Anticiper les dommages : les limites des études d’impact
Le dommage le moins coûteux est celui qu’on ne génère pas. A cette fin, les entreprises doivent ou peuvent faire réaliser une étude d’impact lors de projets d’aménagement de sites voire l’obligation suivant les cas. Les résultats de cette étude conditionnent les mesures à mettre en place pour éviter toute atteinte à la nature. Or, cette étude dépend de nombreux facteurs : obtention de données fiables, choix du référentiel, caractéristiques du projet susceptibles d’évoluer, difficulté d’accès, etc. A ces contraintes s’ajoute celle de l’interprétation des résultats (données ou connaissances insuffisantes, limites des modélisations…), pouvant générer un écart entre l’impact supposé et celui avéré.
Enfin, les écosystèmes naturels étant extrêmement complexes, l’appréciation des risques comporte une marge d’erreur, certains impacts pouvant même découler de facteurs extérieurs au projet (exemple : la suppression d’un corridor écologique peut interdire l’accès d’animaux sur un site sans que l’activité sur ce dernier n’en soit responsable).

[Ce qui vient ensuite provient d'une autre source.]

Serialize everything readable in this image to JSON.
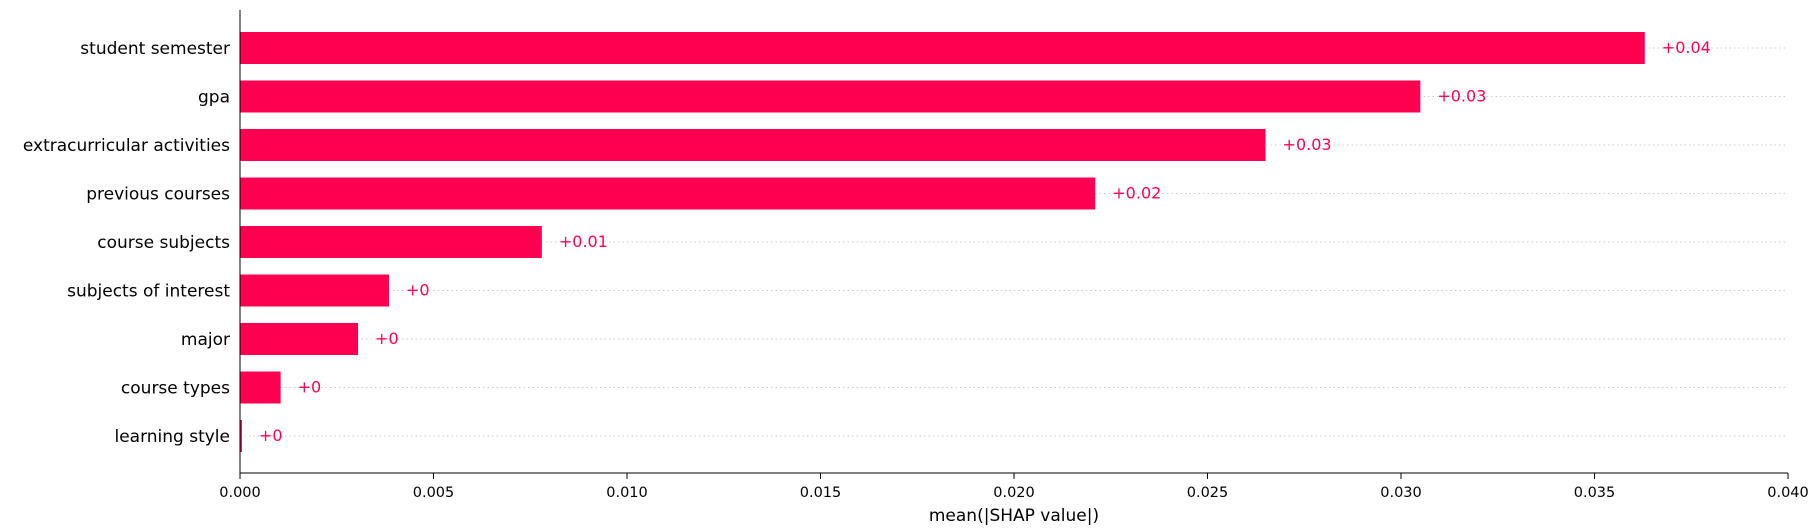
{
  "chart_data": {
    "type": "bar",
    "orientation": "horizontal",
    "categories": [
      "student semester",
      "gpa",
      "extracurricular activities",
      "previous courses",
      "course subjects",
      "subjects of interest",
      "major",
      "course types",
      "learning style"
    ],
    "values": [
      0.0363,
      0.0305,
      0.0265,
      0.0221,
      0.0078,
      0.00385,
      0.00305,
      0.00105,
      5e-05
    ],
    "value_labels": [
      "+0.04",
      "+0.03",
      "+0.03",
      "+0.02",
      "+0.01",
      "+0",
      "+0",
      "+0",
      "+0"
    ],
    "xlabel": "mean(|SHAP value|)",
    "ylabel": "",
    "xlim": [
      0,
      0.04
    ],
    "xticks": [
      0,
      0.005,
      0.01,
      0.015,
      0.02,
      0.025,
      0.03,
      0.035,
      0.04
    ],
    "xtick_labels": [
      "0.000",
      "0.005",
      "0.010",
      "0.015",
      "0.020",
      "0.025",
      "0.030",
      "0.035",
      "0.040"
    ],
    "grid": "horizontal dotted lines per category",
    "legend": "none",
    "colors": {
      "bar": "#ff0051",
      "value_label": "#ff0051",
      "grid": "#cccccc",
      "axis": "#000000"
    }
  }
}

Ces difficultés conduisent à des préconisations à même de varier en fonction des prestataires. Une étude d’impact peut donc permettre d’anticiper et évacuer certains risques mais elle n’offre pas la garantie de l’élimination de tout risque.

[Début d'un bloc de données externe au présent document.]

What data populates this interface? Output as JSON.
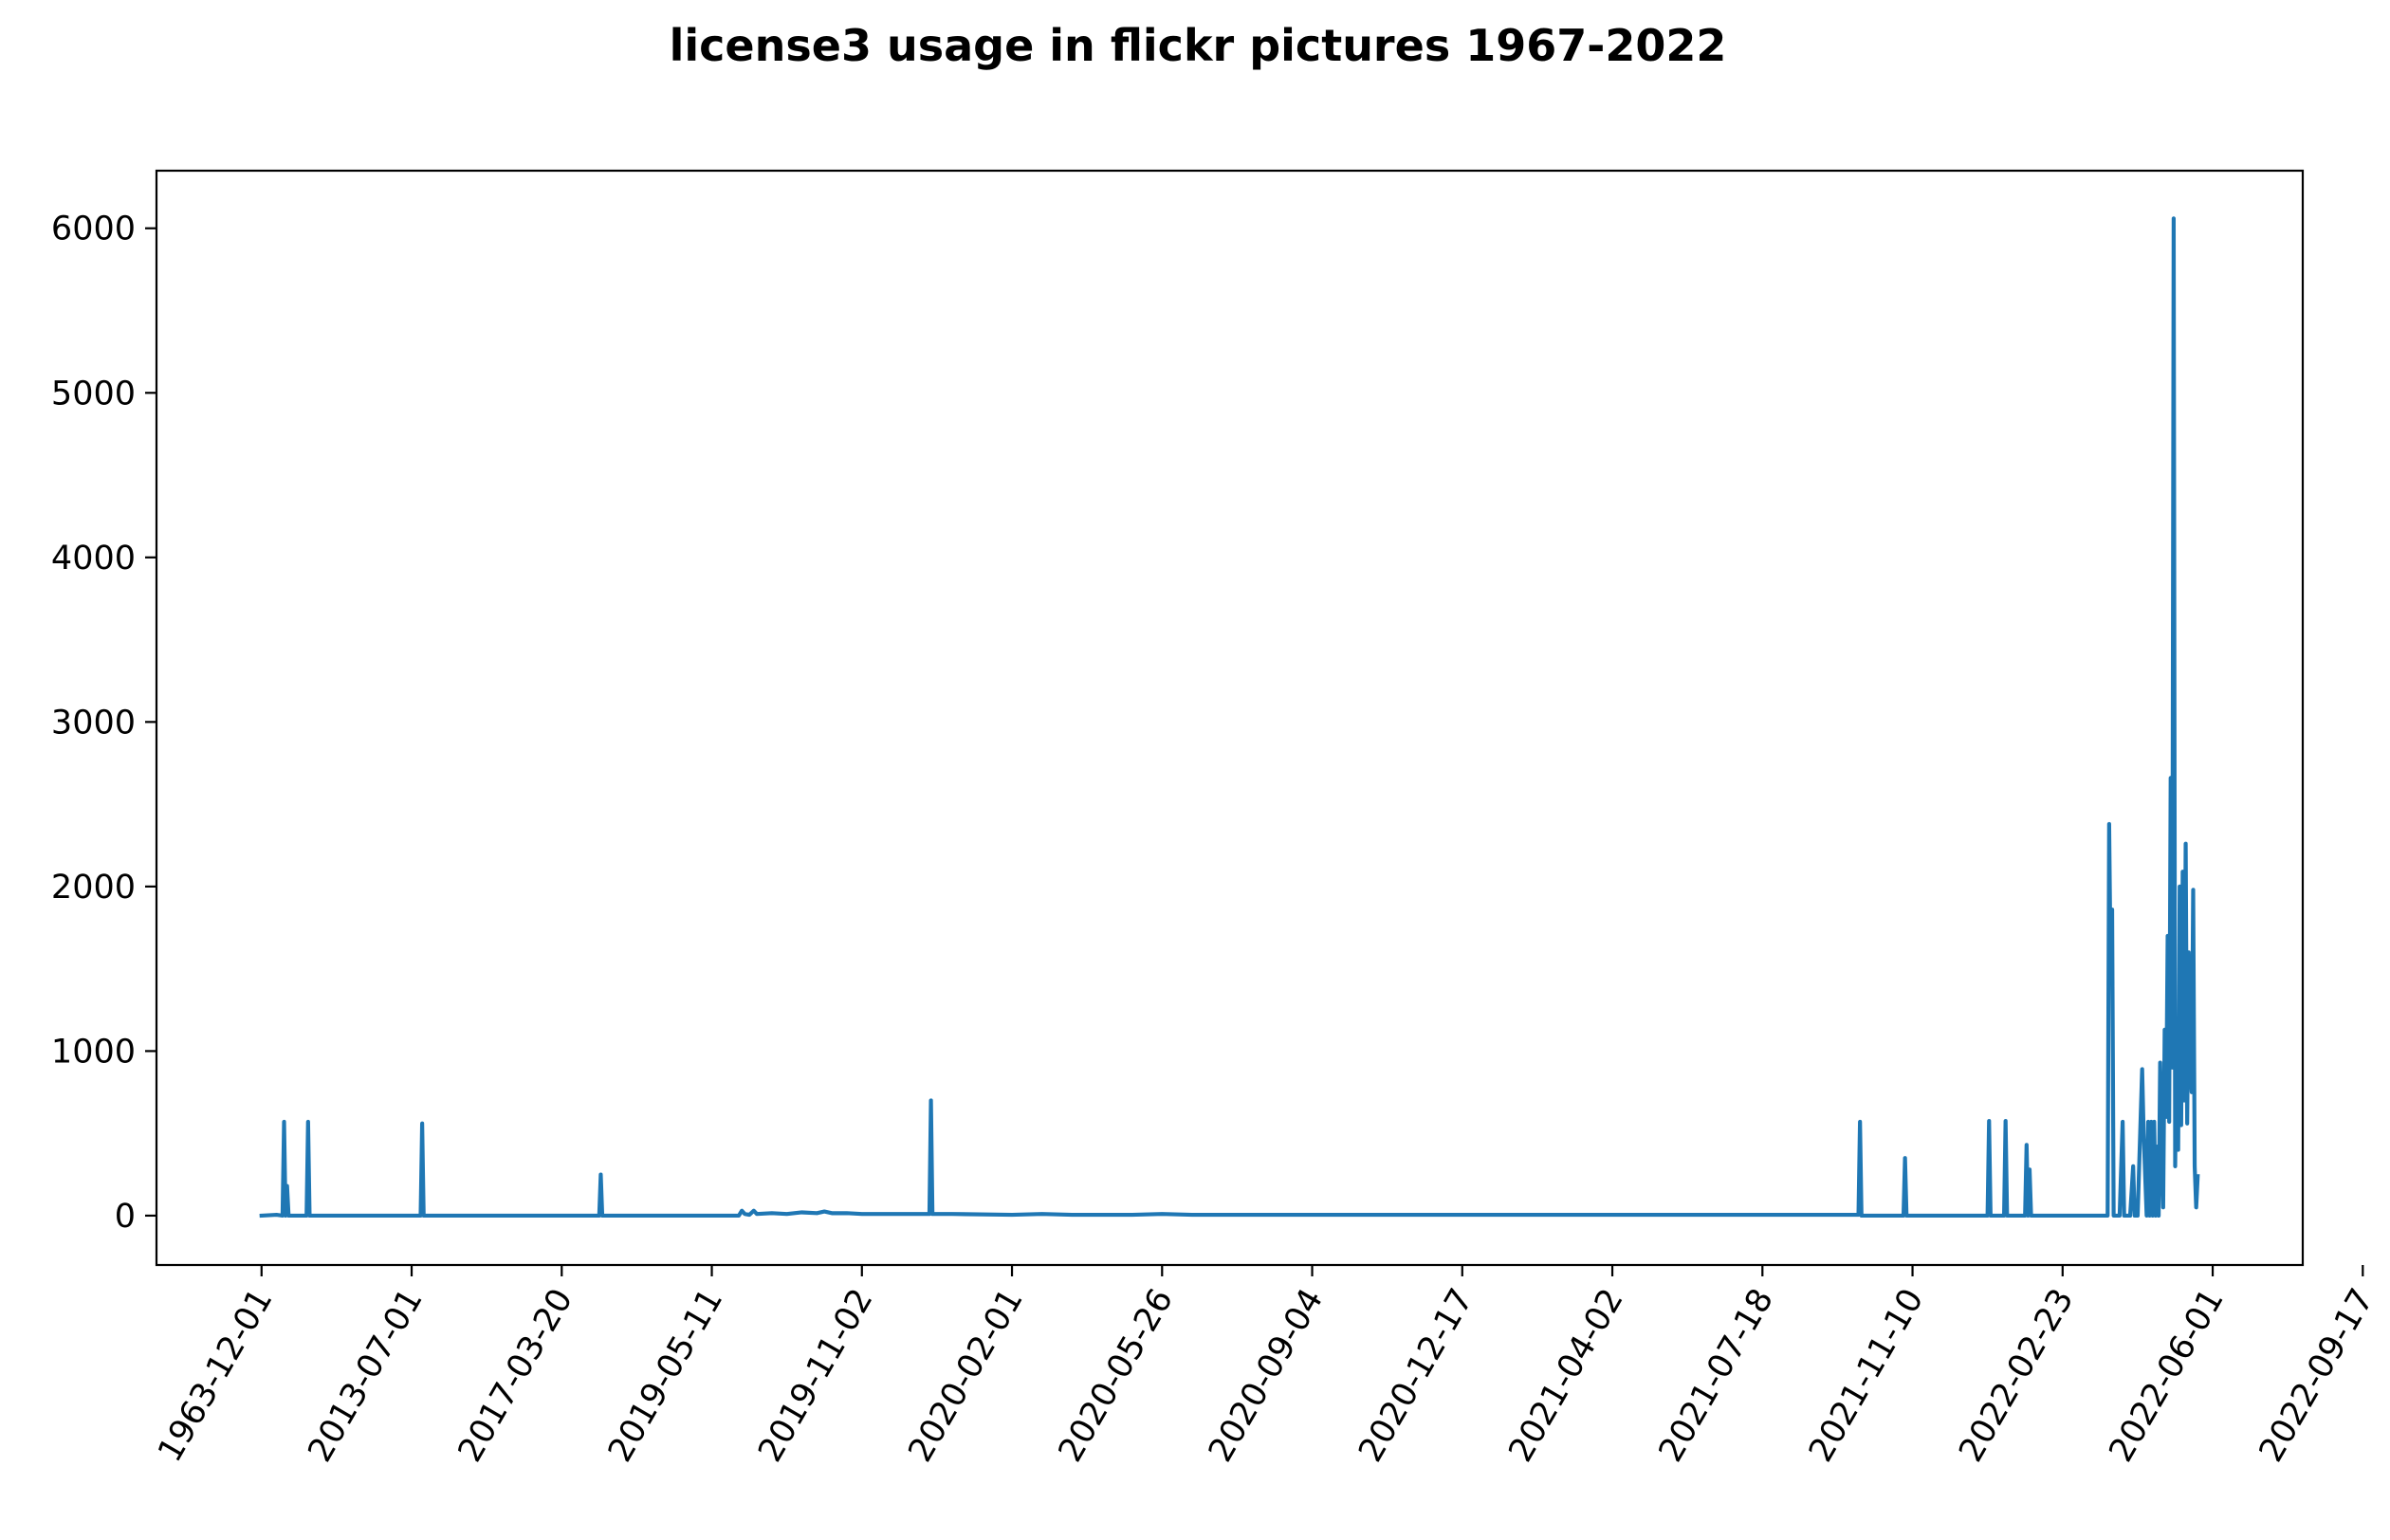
{
  "chart_data": {
    "type": "line",
    "title": "license3 usage in flickr pictures 1967-2022",
    "xlabel": "",
    "ylabel": "",
    "ylim": [
      -300,
      6350
    ],
    "y_ticks": [
      0,
      1000,
      2000,
      3000,
      4000,
      5000,
      6000
    ],
    "x_tick_labels": [
      "1963-12-01",
      "2013-07-01",
      "2017-03-20",
      "2019-05-11",
      "2019-11-02",
      "2020-02-01",
      "2020-05-26",
      "2020-09-04",
      "2020-12-17",
      "2021-04-02",
      "2021-07-18",
      "2021-11-10",
      "2022-02-23",
      "2022-06-01",
      "2022-09-17"
    ],
    "x_note": "categorical daily dates; one tick label per 100 observations",
    "grid": false,
    "color": "#1f77b4",
    "series": [
      {
        "points": [
          [
            0,
            0
          ],
          [
            10,
            5
          ],
          [
            14,
            0
          ],
          [
            15,
            570
          ],
          [
            16,
            0
          ],
          [
            17,
            180
          ],
          [
            18,
            0
          ],
          [
            30,
            0
          ],
          [
            31,
            570
          ],
          [
            32,
            0
          ],
          [
            50,
            0
          ],
          [
            80,
            0
          ],
          [
            106,
            0
          ],
          [
            107,
            560
          ],
          [
            108,
            0
          ],
          [
            150,
            0
          ],
          [
            200,
            0
          ],
          [
            225,
            0
          ],
          [
            226,
            250
          ],
          [
            227,
            0
          ],
          [
            260,
            0
          ],
          [
            300,
            0
          ],
          [
            318,
            0
          ],
          [
            320,
            30
          ],
          [
            322,
            10
          ],
          [
            325,
            5
          ],
          [
            328,
            30
          ],
          [
            330,
            10
          ],
          [
            340,
            15
          ],
          [
            350,
            10
          ],
          [
            360,
            20
          ],
          [
            370,
            15
          ],
          [
            375,
            25
          ],
          [
            380,
            15
          ],
          [
            390,
            15
          ],
          [
            400,
            10
          ],
          [
            420,
            10
          ],
          [
            445,
            10
          ],
          [
            446,
            700
          ],
          [
            447,
            10
          ],
          [
            460,
            10
          ],
          [
            500,
            5
          ],
          [
            520,
            10
          ],
          [
            540,
            5
          ],
          [
            560,
            5
          ],
          [
            580,
            5
          ],
          [
            600,
            10
          ],
          [
            620,
            5
          ],
          [
            640,
            5
          ],
          [
            660,
            5
          ],
          [
            680,
            5
          ],
          [
            700,
            5
          ],
          [
            750,
            5
          ],
          [
            800,
            5
          ],
          [
            850,
            5
          ],
          [
            900,
            5
          ],
          [
            950,
            5
          ],
          [
            1000,
            5
          ],
          [
            1050,
            5
          ],
          [
            1064,
            5
          ],
          [
            1065,
            570
          ],
          [
            1066,
            0
          ],
          [
            1080,
            0
          ],
          [
            1094,
            0
          ],
          [
            1095,
            350
          ],
          [
            1096,
            0
          ],
          [
            1120,
            0
          ],
          [
            1150,
            0
          ],
          [
            1151,
            575
          ],
          [
            1152,
            0
          ],
          [
            1161,
            0
          ],
          [
            1162,
            575
          ],
          [
            1163,
            0
          ],
          [
            1175,
            0
          ],
          [
            1176,
            430
          ],
          [
            1177,
            0
          ],
          [
            1178,
            280
          ],
          [
            1179,
            0
          ],
          [
            1200,
            0
          ],
          [
            1230,
            0
          ],
          [
            1231,
            2380
          ],
          [
            1232,
            1500
          ],
          [
            1233,
            1860
          ],
          [
            1234,
            0
          ],
          [
            1238,
            0
          ],
          [
            1240,
            570
          ],
          [
            1241,
            0
          ],
          [
            1245,
            0
          ],
          [
            1247,
            300
          ],
          [
            1248,
            0
          ],
          [
            1250,
            0
          ],
          [
            1253,
            890
          ],
          [
            1254,
            500
          ],
          [
            1256,
            0
          ],
          [
            1257,
            570
          ],
          [
            1258,
            0
          ],
          [
            1259,
            570
          ],
          [
            1260,
            0
          ],
          [
            1261,
            570
          ],
          [
            1262,
            0
          ],
          [
            1263,
            420
          ],
          [
            1264,
            0
          ],
          [
            1265,
            930
          ],
          [
            1266,
            400
          ],
          [
            1267,
            50
          ],
          [
            1268,
            1130
          ],
          [
            1269,
            600
          ],
          [
            1270,
            1700
          ],
          [
            1271,
            570
          ],
          [
            1272,
            2660
          ],
          [
            1273,
            900
          ],
          [
            1274,
            6060
          ],
          [
            1275,
            300
          ],
          [
            1276,
            1150
          ],
          [
            1277,
            400
          ],
          [
            1278,
            2000
          ],
          [
            1279,
            550
          ],
          [
            1280,
            2090
          ],
          [
            1281,
            700
          ],
          [
            1282,
            2260
          ],
          [
            1283,
            560
          ],
          [
            1284,
            1600
          ],
          [
            1285,
            900
          ],
          [
            1286,
            750
          ],
          [
            1287,
            1980
          ],
          [
            1288,
            300
          ],
          [
            1289,
            50
          ],
          [
            1290,
            240
          ]
        ]
      }
    ]
  }
}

Une mise en œuvre des mesures qui conditionne leur efficacité
Une fois les mesures préconisées, il faut les mettre en œuvre, avec une facilité et une qualité d’exécution qui, à nouveau, sont susceptibles de varier. Ainsi, une recommandation qui consiste à déplacer des espèces n’a pas l’assurance du succès de l’opération, malgré le respect de la mesure.
Cela soulève donc la question de la bonne exécution des préconisations et la responsabilité en cas d’échec ou de réussite partielle.
Évaluer le préjudice : l’inquiétude de l’entreprise… et son assureur
Les contraintes inhérentes aux études d’impact font de la survenue de dommages un risque réel. Or, l’incertitude de l’élimination de tous les risques et du montant de l’indemnisation en cas de réalisation d’un dommage conduit les entreprises exposées à vouloir s’assurer contre ce type de risques. Les assureurs vont donc devoir intégrer le préjudice écologique tel que défini réglementairement dans leurs garanties et en définir les modalités.
Mais quels critères retenir pour constater un dommage et sur la base de quel référentiel l’évaluer (qu’est-ce qu’un dommage « grave et durable ») ? Si en théorie le responsable du dommage doit l’assumer, comment en pratique apprécier la part de responsabilité du prestataire et/ou du prescripteur ? Les préconisations d’une étude d’impact étaient-elles adaptées ? Leur exécution a-t-elle été bien réalisée ? Comment évaluer le préjudice subi, certains dommages à la nature pouvant avoir des effets de long terme très difficiles à mesurer ?
Malgré ces questionnements, il reste qu’intégrer la notion de préjudice écologique est un symbole fort envoyé à l’adresse des pollueurs potentiels. Prochaine étape le 15 mars, où le projet de loi sera débattu en deuxième lecture à l’Assemblée.